= Greenply =

Indian plywood manufacturer

Greenply Industries Limited (Greenply), is an Indian interior infrastructure company, headquartered in Kolkata, West Bengal. The company is listed on the National Stock Exchange (NSE) and the Bombay Stock Exchange. Greenply has a presence with 55 branches (including virtual branches) and 7,500+ channel partners across India. With state-of-the-art manufacturing facilities in West Bengal, Nagaland & Gujarat, and overseas manufacturing units in Gabon (West Africa) & Myanmar, Greenply is making its presence felt across the globe.

==History==
On 28th of November, 1990, the company was incorporated as "Mittal Laminates Private Limited" by Mr. Rajesh Mittal. There was an amalgamation between Greenply Industries and Mittal Laminates Limited on April 1, 1994. Later in 1996, the organization was renamed as Greenply Industries Ltd and the flagship brand of Greenply was launched in 1997.

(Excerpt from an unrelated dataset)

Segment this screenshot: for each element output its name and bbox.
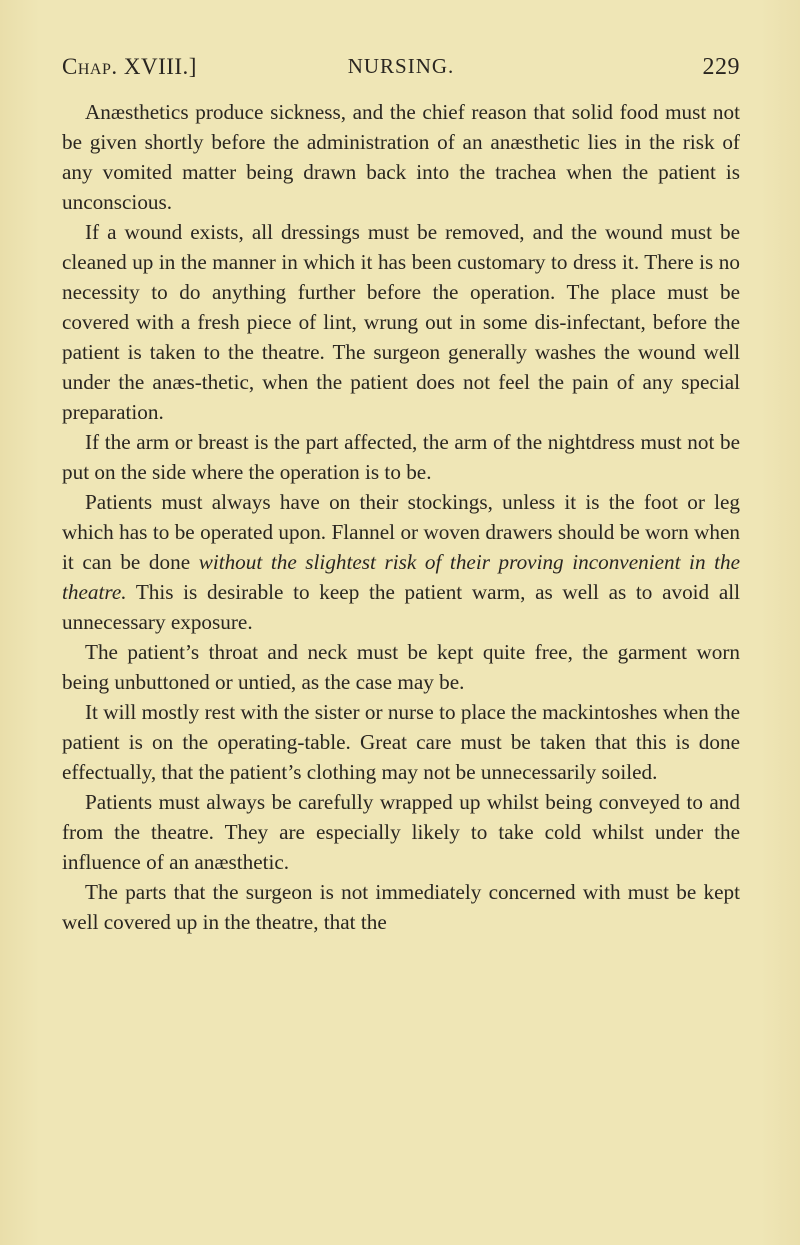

The brand Optima was launched in 2008 while 2011 witnessed the launch of brand Ecotec in the economy segment. 2001 observed the launch of Green Club - a premium-grade plywood that introduced 300% lifetime warranty (a first in the industry).

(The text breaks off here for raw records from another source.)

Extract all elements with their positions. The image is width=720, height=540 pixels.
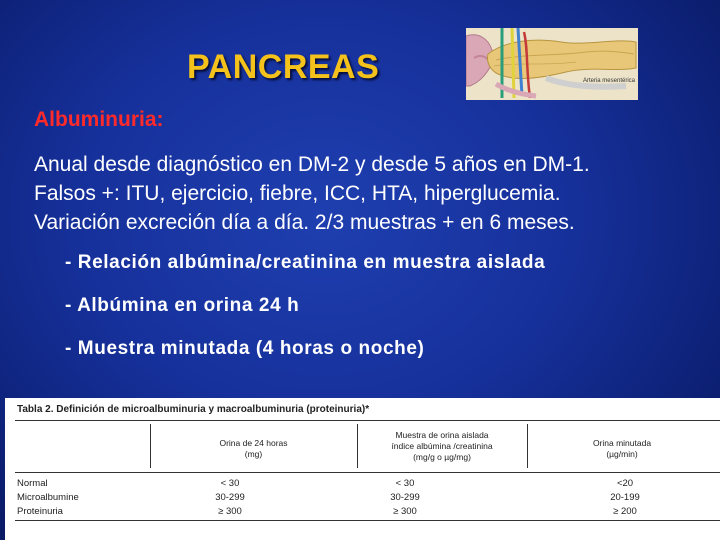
bullet-item: - Albúmina en orina 24 h xyxy=(65,295,300,316)
table-cell: <20 xyxy=(616,478,634,489)
column-header-minutada: Orina minutada (µg/min) xyxy=(592,438,652,459)
paragraph-line: Variación excreción día a día. 2/3 muestras + en 6 meses. xyxy=(34,211,575,234)
pancreas-illustration xyxy=(466,28,638,100)
bullet-item: - Muestra minutada (4 horas o noche) xyxy=(65,338,425,359)
table-cell: ≥ 300 xyxy=(218,506,242,517)
body-paragraph xyxy=(34,150,714,237)
slide-title: PANCREAS xyxy=(187,48,380,86)
table-cell: 20-199 xyxy=(610,492,640,503)
subtitle-albuminuria: Albuminuria: xyxy=(34,108,164,131)
paragraph-line: Falsos +: ITU, ejercicio, fiebre, ICC, HTA, hiperglucemia. xyxy=(34,182,561,205)
row-label-normal: Normal xyxy=(17,478,48,489)
row-label-microalbumine: Microalbumine xyxy=(17,492,79,503)
table-cell: 30-299 xyxy=(390,492,420,503)
illustration-label: Arteria mesentérica xyxy=(582,78,635,84)
albuminuria-definition-table xyxy=(5,398,720,540)
column-header-24h: Orina de 24 horas (mg) xyxy=(219,438,288,459)
table-caption: Tabla 2. Definición de microalbuminuria y macroalbuminuria (proteinuria)* xyxy=(17,404,370,415)
table-cell: 30-299 xyxy=(215,492,245,503)
table-cell: < 30 xyxy=(220,478,240,489)
table-cell: < 30 xyxy=(395,478,415,489)
bullet-item: - Relación albúmina/creatinina en muestra aislada xyxy=(65,252,546,273)
table-divider xyxy=(15,420,720,421)
row-label-proteinuria: Proteinuria xyxy=(17,506,63,517)
table-cell: ≥ 300 xyxy=(393,506,417,517)
column-header-muestra-aislada: Muestra de orina aislada índice albúmina /creatinina (mg/g o µg/mg) xyxy=(391,430,493,462)
paragraph-line: Anual desde diagnóstico en DM-2 y desde 5 años en DM-1. xyxy=(34,153,590,176)
table-divider xyxy=(15,472,720,473)
pancreas-anatomy-icon xyxy=(466,28,638,100)
bullet-list xyxy=(65,252,545,381)
table-divider xyxy=(15,520,720,521)
table-cell: ≥ 200 xyxy=(613,506,637,517)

However, very recently in 2019-20, the premium portfolio segment of plywood consisting of Green Club Plus 700, Green Club 5 Hundred and Green Platinum was upgraded and improved (with new features & warranty terms) to meet the increasing requirement of safe & healthy homes. India’s first zero-emission (E-0) plywood, Green Club Plus 700, was launched in 2020.